Data Driven Optimization of GPU efficiency for Distributed LLM Adapter Serving
Ferran Agullo, Joan Oliveras, Chen Wang, Alberto Gutierrez-Torre, Olivier Tardieu, Alaa Youssef, Jordi Torres, Josep Ll. Berral · Feb 27, 2026 · Citations: 0
Abstract
Large Language Model (LLM) adapters enable low-cost model specialization, but introduce complex caching and scheduling challenges in distributed serving systems where hundreds of adapters must be hosted concurrently. While prior work has largely focused on latency minimization, resource efficiency through throughput maximization remains underexplored. This paper presents a data-driven pipeline that, for a given workload, computes an adapter placement that serves the workload with the minimum number of GPUs while avoiding request starvation and GPU memory errors. To that end, the approach identifies the maximum feasible throughput attainable on each GPU by leveraging accurate performance predictions learned from real serving behavior. The proposed pipeline integrates three components: (i) a Digital Twin (DT) tailored to LLM-adapter serving, (ii) a distilled machine learning (ML) model trained on DT-generated data, and (iii) a greedy placement algorithm that exploits ML-based performance estimates to maximize GPU efficiency. The DT emulates real system dynamics with high fidelity, achieving below 5% throughput estimation error while executing up to 90 times faster than full LLM benchmarking across both predictable and unpredictable workloads.
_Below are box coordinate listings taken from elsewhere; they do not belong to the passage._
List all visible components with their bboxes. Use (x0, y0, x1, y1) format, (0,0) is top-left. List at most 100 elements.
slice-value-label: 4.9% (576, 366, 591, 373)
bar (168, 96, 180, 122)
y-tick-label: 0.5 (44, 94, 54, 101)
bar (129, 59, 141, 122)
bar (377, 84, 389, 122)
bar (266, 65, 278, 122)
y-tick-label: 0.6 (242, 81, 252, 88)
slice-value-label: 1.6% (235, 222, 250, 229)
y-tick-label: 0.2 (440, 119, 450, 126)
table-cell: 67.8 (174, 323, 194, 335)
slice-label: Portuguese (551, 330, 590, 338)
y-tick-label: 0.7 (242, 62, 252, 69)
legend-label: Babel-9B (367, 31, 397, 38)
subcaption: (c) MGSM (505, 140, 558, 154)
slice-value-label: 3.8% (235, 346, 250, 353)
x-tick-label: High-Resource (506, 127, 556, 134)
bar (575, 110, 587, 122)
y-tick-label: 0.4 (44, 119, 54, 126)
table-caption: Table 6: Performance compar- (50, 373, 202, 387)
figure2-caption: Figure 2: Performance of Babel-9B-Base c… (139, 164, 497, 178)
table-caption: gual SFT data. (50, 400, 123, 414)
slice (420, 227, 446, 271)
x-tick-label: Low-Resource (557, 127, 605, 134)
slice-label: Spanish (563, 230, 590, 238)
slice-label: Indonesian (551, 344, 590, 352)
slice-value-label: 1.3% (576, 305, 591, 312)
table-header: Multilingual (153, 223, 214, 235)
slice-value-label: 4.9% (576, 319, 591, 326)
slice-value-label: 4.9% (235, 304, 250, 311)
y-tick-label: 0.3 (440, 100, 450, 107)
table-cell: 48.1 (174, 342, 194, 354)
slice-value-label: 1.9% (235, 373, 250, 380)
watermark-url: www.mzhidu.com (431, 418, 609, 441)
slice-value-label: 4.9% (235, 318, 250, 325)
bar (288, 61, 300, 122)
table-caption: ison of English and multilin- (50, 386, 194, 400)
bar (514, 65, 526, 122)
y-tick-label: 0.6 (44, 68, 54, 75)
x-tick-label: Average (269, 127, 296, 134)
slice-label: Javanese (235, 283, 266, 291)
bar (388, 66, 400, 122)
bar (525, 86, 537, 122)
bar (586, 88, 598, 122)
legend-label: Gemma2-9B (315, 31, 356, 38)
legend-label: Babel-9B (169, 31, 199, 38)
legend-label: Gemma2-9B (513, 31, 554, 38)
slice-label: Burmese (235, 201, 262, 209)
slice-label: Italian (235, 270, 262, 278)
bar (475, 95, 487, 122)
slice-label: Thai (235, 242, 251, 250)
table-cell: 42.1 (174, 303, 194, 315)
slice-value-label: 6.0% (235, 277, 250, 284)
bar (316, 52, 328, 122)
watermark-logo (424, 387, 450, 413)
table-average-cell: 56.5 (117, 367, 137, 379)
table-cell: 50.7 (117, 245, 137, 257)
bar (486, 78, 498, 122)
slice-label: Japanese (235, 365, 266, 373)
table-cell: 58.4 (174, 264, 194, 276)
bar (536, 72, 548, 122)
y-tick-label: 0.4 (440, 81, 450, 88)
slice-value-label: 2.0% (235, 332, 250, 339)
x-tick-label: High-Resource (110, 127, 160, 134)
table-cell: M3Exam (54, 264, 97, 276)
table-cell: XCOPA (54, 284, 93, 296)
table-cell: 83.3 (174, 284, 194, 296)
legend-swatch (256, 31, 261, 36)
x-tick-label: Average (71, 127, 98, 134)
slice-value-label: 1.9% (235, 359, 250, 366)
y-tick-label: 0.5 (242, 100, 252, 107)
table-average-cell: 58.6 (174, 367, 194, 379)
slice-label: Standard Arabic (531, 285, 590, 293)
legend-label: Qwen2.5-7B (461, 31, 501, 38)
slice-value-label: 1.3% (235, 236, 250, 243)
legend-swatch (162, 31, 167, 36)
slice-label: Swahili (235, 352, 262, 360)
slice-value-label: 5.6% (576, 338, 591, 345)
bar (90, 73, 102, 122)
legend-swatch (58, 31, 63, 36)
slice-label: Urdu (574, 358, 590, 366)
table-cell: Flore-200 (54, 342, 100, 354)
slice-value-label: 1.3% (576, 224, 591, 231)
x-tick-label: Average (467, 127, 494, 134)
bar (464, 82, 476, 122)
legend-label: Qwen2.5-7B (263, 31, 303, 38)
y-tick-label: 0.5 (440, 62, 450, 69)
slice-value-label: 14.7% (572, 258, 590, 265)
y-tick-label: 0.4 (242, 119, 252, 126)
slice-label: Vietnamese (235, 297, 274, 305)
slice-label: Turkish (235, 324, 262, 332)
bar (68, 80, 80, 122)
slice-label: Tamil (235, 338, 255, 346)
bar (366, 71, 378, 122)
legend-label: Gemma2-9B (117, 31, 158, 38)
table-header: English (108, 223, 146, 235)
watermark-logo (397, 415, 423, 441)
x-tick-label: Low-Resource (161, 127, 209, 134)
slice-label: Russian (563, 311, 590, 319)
The learned ML models further accelerate performance estimation with marginal accuracy degradation, enabling scalable optimization. Experimental results demonstrate that the pipeline substantially improves GPU efficiency by reducing the number of GPUs required to sustain target workloads. Beyond GPU efficiency, the pipeline can be adapted to alternative objectives, such as latency minimization, highlighting its versatility for future large-scale LLM serving infrastructures.